Kesepakatan itu dicapai di Beijing pekan ini di tengah-tengah acara seremonial Kongres Rakyat Nasional China. Ini merupakan kemenangan diplomatik besar bagi China ketika negara-negara Teluk Arab menganggap AS perlahan-lahan menarik diri dari kawasan Timur Tengah yang lebih luas. Kesepakatan ini juga dicapai sementara para diplomat telah berusaha untuk mengakhiri perang bertahun-tahun di Yaman, konflik dengan keterlibatan Arab Saudi dan Iran yang sangat dalam.
Kedua negara merilis pernyataan bersama mengenai kesepakatan itu dengan China, yang tampaknya memperantarai perjanjian tersebut. Media pemerintah China tidak segera melaporkan kesepakatan itu.
Media pemerintah Iran mengunggah foto-foto dan video pertemuan di China. Unggahan itu memperlihatkan Ali Shamkhani, sekretaris Dewan Keamanan Nasional Tertinggi Iran, bersama dengan penasihat keamanan nasional Saudi, Musaad bin Mohammed al-Aiban dan Wang Yi, diplomat paling senior China.
“Setelah menerapkan keputusan, para menteri luar negeri kedua negara akan bertemu untuk mempersiapkan pertukaran duta besar,” kata televisi pemerintah Iran. Ditambahkan bahwa pembicaraan itu telah diadakan selama empat hari.
Pernyataan bersama mereka menyerukan agar pembangunan kembali hubungan dan pembukaan kembali kedutaan besar terjadi “dengan periode maksimum dua bulan.”
China dukung penuh kesepakatan
Dalam rekaman yang ditayangkan media Iran, Wang terdengar menyampaikan “ucapan selamat sepenuh hati” atas “kearifan” kedua negara. “Kedua pihak telah menunjukkan ketulusan,” ujarnya. “China mendukung sepenuhnya kesepakatan ini.”
China, yang baru-baru ini menerima Presiden Iran Ebrahim Raisi yang berhaluan keras, adalah pembeli utama minyak Saudi. Presiden Xi Jinping, yang baru meraih masa jabatan ketiga sebagai presiden pada Jumat pagi, mengunjungi Riyadh pada Desember lalu untuk menghadiri pertemuan dengan negara-negara Teluk Arab yang kaya minyak, yang penting untuk memasok energi bagi China.

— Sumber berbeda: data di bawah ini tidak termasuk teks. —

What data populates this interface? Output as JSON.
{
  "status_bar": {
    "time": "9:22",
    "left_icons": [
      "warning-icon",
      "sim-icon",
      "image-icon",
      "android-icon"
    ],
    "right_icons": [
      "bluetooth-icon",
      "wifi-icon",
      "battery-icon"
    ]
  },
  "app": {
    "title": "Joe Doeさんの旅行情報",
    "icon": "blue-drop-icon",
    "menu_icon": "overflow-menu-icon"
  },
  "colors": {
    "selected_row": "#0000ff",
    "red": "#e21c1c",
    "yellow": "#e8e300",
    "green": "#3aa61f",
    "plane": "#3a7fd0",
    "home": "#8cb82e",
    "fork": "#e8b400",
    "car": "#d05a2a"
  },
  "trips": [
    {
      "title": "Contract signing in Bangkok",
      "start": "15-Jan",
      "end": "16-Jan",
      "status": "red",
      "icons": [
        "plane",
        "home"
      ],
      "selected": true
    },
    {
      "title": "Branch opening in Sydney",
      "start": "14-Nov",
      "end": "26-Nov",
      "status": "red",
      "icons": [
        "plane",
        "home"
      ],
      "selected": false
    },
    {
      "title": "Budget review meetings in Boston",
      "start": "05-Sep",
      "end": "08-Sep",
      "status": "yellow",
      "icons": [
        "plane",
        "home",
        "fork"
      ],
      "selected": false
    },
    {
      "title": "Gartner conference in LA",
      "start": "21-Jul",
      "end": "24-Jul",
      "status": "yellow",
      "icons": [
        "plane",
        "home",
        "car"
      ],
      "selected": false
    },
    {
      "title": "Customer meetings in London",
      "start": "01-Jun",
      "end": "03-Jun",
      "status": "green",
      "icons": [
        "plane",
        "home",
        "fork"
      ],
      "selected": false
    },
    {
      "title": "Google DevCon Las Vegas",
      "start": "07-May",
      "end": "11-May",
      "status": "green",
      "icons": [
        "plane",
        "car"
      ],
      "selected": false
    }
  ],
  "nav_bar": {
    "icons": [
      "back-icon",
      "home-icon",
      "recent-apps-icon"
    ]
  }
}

Kantor berita pemerintah Iran IRNA mengutip Shamkhani yang menyebut pembicaraan berlangsung “jelas, transparan, komprehensif dan konstruktif.”
“Menyingkirkan kesalahpahaman dan memiliki pandangan berorientasi masa depan dalam hubungan antara Teheran dan Riyadh jelas akan menyebabkan peningkatan keamanan dan stabilitas regional, selain meningkatkan kerja saja antara negara-negara Teluk Persia dan dunia Israel untuk menghadapi berbagai tantangan masa kini,” kata Shamkhani sebagaimana dikutip kantor berita itu.
Tidak lama setelah pengumuman oleh pihak Iran, media pemerintah Saudi mulai menerbitkan pernyataan yang sama.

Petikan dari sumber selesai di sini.